Person who funds the syndication of debt

In investment banking, an arranger is a provider of funds in the syndication of a debt. They are entitled to syndicate the loan or bond issue, and may be referred to as the "lead underwriter". This is because this entity bears the risk of being able to sell the underlying securities/debt or the cost of holding it on its books until such time in the future that they may be sold. They do not necessarily acquire all the debt - this may be split into various parts and sold to a variety of Arrangers.

Prior to the syndication of a loan and at the point where the loan documentation is signed, the title of "Bookrunner" is allocated to the bank that commits to provide the loan. This may be shared amongst several investors depending on the size of the deal. The "Arranger" is the entity (or entities) that subsequently agrees and negotiates the project financing structure. They will not necessarily be the same entity, although they often are.

Upon final signing of the full syndicate, the Bookrunner title may be forfeited to another lender.
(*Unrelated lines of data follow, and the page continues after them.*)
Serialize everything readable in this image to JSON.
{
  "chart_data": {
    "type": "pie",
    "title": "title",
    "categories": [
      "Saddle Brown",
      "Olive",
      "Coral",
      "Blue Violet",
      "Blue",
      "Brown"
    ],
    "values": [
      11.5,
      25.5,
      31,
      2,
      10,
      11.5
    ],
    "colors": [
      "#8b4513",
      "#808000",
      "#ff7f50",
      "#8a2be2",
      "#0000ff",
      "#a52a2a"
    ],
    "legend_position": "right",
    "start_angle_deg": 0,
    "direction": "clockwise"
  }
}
If amendments are made to the loan, the banks that committed to the original loan may retain their involvement in the deal as "Mandated Arrangers". The Bookrunner title is then assigned to the banks comprising the new lender group.

A bank may also be referred to as a "lead arranger", implying that they are more senior in the hierarchy of Arrangers involved in the deal.

For a coordinated series of bilaterals the Mandated Arranger title is allocated to the coordinators.